Samuel Bailey used the term with greater precision, distinguishing between logodaedaly and logomachy:
In questions of philosophy or divinity, that have occupied the learned, and been the subjects of many successive controversies, for one instance of mere logomachy, I could bring ten instances of logodaedaly, or verbal legerdemain, which have perilously confirmed prejudices, and withstood the advancement of truth, in consequence of the neglect of verbal debate, i. e. strict discussion of terms.

Neither however, used either term in anything like a favourable sense. Similarly, during the twentieth century, though "logodaedaly" does appear occasionally in serious usage, it is hardly ever without overtones; for example:
... we have sought to show in the last chapter that he cut through this problem by attributing magical properties to language, which enabled us to organize realities in propositions of the traditional logical form—to produce products which were simply true of all the particulars we observed.

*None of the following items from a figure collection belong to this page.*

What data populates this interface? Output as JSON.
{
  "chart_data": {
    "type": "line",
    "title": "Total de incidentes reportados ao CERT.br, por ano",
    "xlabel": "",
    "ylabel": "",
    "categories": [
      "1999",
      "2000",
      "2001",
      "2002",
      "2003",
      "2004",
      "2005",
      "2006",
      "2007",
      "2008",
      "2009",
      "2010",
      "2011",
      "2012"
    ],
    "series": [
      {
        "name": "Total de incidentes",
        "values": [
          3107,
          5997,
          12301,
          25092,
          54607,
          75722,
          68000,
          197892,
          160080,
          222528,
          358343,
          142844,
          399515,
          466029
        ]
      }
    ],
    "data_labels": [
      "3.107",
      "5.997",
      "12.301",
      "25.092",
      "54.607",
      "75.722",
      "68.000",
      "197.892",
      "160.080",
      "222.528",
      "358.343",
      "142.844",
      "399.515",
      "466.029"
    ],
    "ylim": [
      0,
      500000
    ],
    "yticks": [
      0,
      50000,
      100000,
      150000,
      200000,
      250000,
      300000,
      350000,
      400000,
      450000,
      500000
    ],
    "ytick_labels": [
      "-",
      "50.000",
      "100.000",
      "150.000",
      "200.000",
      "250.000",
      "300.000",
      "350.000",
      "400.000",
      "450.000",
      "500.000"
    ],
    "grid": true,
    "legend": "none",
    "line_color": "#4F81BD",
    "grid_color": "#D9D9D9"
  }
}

Austin arrived at Anderson's result, for practical purposes, by a feat of logodaedaly.
and:
The suave urbanity of Ovid and the sententious brevity of Seneca had an instantaneous appeal for Lucan ... The obsession with logodaedaly was initiated by Ovid...
Its application still is rare in any but unfavourable senses, sometimes grudging, sometimes downright invective:
What is called a "twisted dialectic" is in its operation far from dialectic, being rather a piece of logodaedaly, a legerdemain that seeks to screen the kind of double postulate that Barthes is usually so quick (and so right) to deprecate.

Since the mid twentieth century the terms are prone to appear in sesquipedalian humour or satire; for example:
What logodaedaly shall we practise then?
What loxodromics to get behind the light?
 
Perhaps the finest modern example of its humorous application is in Defenestration, by R. P. Lister. The poem relates the thoughts of a philosopher undergoing defenestration who, as he falls, considers why there should be a word for so obscure an activity when so many other equally obscure activities have no single name. In an evidently ironic commentary on the word that the poem takes as its title, Lister has the philosopher summarize his thoughts with: 
I concluded that the incidence of logodaedaly was purely adventitious.